Inaugural lecture by Stanley Ulijaszek

The lecture is held on the occasion of the appointment in March 2017 of Stanley Ulijaszek as Honorary Affiliate Professor within humanistic health research at The Saxo Institute and Copenhagen Centre for Health Research in the Humanities (CoRe), University of Copenhagen.

Stanley Ulijaszek is Professor of Human Ecology and Director of the Unit for Biocultural Variation and Obesity at the Institute of Social & Cultural Anthropology, University of Oxford. Professor Ulijaszek is a highly respected researcher within nutritional anthropology and obesity science. 

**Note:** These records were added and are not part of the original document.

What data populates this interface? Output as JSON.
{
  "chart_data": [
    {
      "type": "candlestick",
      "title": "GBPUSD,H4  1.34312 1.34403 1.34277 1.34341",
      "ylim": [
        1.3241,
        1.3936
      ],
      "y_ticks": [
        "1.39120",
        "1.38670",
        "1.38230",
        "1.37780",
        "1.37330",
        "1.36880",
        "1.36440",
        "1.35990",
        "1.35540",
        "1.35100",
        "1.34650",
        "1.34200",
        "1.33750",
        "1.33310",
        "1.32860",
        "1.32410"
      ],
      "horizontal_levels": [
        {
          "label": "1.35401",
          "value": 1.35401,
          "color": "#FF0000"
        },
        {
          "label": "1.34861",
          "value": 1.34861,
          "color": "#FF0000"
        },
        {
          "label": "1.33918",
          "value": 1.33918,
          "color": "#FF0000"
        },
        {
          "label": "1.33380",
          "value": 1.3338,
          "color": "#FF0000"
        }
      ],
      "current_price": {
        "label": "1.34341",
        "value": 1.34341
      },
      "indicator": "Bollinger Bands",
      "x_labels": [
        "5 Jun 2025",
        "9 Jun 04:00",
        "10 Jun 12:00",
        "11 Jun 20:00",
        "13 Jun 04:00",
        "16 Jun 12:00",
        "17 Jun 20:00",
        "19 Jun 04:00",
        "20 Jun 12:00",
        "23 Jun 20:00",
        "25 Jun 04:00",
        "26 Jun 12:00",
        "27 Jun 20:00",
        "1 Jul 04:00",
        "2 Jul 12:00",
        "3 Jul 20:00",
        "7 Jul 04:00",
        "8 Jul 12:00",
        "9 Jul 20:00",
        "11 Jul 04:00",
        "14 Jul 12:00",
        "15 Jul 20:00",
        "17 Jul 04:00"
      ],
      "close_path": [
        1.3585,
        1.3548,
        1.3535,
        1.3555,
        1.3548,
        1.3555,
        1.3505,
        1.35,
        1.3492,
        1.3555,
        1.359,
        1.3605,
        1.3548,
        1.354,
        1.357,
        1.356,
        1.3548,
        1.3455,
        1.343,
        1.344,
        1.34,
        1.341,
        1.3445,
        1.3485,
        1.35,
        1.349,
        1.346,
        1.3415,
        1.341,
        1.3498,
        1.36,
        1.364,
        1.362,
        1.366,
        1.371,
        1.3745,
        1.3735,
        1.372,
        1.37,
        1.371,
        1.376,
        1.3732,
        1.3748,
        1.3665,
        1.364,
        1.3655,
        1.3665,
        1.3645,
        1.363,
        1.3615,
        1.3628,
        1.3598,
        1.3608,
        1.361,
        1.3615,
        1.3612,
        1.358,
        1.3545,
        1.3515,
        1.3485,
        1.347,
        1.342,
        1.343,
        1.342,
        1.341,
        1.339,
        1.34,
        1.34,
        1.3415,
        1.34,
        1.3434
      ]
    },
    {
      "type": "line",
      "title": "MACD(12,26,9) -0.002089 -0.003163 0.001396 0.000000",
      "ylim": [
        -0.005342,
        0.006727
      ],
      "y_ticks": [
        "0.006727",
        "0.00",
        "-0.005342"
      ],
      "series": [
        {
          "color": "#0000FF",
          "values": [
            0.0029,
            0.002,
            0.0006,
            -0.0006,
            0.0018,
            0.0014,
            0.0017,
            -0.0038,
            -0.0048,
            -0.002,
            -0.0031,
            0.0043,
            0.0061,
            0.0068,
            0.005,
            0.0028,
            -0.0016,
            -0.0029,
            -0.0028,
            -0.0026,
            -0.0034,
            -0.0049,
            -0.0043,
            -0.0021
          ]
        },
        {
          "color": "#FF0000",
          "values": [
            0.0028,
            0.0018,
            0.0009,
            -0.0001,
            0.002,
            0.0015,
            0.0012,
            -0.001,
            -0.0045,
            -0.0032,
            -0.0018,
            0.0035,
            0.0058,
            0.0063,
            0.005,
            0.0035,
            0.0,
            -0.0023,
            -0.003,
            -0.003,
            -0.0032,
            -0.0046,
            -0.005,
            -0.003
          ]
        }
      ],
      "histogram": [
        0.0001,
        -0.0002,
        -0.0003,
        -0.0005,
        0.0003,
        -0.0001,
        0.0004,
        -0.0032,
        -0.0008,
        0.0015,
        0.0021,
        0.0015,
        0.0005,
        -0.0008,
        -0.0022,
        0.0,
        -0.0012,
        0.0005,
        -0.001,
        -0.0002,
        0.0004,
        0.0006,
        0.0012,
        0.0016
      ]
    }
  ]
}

In his inaugural lecture “Nutrition transition, obesity and the life course”, Stanley Ulijaszek will examine the relationships between population obesity and models of Pattern Four nutrition transition as experienced at early stages of the life course. He will also consider how developmental plasticity and epigenetics may be related to nutrition transition in helping to shape global patterns of obesity. 

Everyone is welcome at the lecture and registration is not necessary. 

Lecture abstract

Obesity has been modeled in one way as an outcome of population exposure to obesogenic environments in high income countries, and in another, with modernization in economically emerging nations. The most important developmental life course periods related to obesity are early: in fetal growth, and in infant development soon after birth. At both times of life, nutritional predispositions to later life obesity operate through developmental plasticity and epigenetics.

The global rise in obesity is linked to the recent dominance of chronic disease over infectious disease in the world. In low income countries and lower middle income countries, this is linked to globalization and the expansion of modernity. The emergence of obesogenic environments across the world has been described as being a part of nutrition transition in which urbanization, westernization and economic change are accompanied by major shifts in diets to lower nutrient density and higher energy density. The nutrition transition model describes the changing patterns of diet and nutritional health that have accompanied various types of economic transformation.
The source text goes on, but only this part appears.